Gwaine rubbed his hands over Percy's massive arms. "I love your cakes."

"Gwaine, be serious," Percy growled, his face troubled. He let go, stepping back, staring at Gwaine as if he didn't know what to do. "What if I'm kicked off in the first round? What if my cakes don't rise or they're lop-sided or—?"

Pulling him down for a hard kiss, then standing back and smacking his own stomach which, truth be told, had grown a bit since he'd moved in with Percy, Gwaine said, "You'll be brilliant. Do you think I'd eat just any cake?" Percival opened his mouth to protest, but Gwaine cut him off. "All right, yes, I do like cake but yours is mouth-watering good. I can't work out fast enough to keep up with how tempting your cakes are.
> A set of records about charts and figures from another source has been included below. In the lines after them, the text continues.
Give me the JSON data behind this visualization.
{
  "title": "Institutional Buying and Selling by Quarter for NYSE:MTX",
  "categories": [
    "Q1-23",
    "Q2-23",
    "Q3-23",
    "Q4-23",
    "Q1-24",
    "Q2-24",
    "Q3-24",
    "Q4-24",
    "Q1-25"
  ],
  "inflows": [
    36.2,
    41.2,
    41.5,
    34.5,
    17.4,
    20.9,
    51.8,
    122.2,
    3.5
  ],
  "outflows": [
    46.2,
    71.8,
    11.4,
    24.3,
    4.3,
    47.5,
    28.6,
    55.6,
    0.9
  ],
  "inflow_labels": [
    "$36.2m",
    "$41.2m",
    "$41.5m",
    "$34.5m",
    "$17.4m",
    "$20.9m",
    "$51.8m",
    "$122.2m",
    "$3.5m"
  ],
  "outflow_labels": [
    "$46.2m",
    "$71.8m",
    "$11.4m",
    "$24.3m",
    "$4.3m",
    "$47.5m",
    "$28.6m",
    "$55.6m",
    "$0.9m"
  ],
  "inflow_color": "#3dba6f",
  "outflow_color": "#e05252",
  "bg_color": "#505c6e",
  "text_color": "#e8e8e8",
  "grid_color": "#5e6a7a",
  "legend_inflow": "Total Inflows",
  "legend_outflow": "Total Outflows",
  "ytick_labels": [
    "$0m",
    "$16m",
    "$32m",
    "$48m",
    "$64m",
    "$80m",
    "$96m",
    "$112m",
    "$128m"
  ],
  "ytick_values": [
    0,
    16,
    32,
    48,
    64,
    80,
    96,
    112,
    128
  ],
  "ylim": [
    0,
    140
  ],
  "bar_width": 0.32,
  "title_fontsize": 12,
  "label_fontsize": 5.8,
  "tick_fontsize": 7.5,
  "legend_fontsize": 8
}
You think I would let just anyone mess with this once well-toned body?"

"Gwaine, be serious," Percy said. "Do you think I'm good enough?"

"The producers thought you were, and I know you are," Gwaine said, grinning up at his big bad boy. "Now, I have a few exotic ingredients upstairs just waiting to be used so how about we go get them and try them out?"

"Gwaine, I am not using chili lube in my cakes," Percival said, his face stern.

Gwaine waggled his eyebrows, then nodded towards the stairs. "Who said anything about cakes?"

Percy grinned.


And months later, Gwaine so very proud of him, Percival won with his chili-infused, apple crumble cake. It was very, very moist.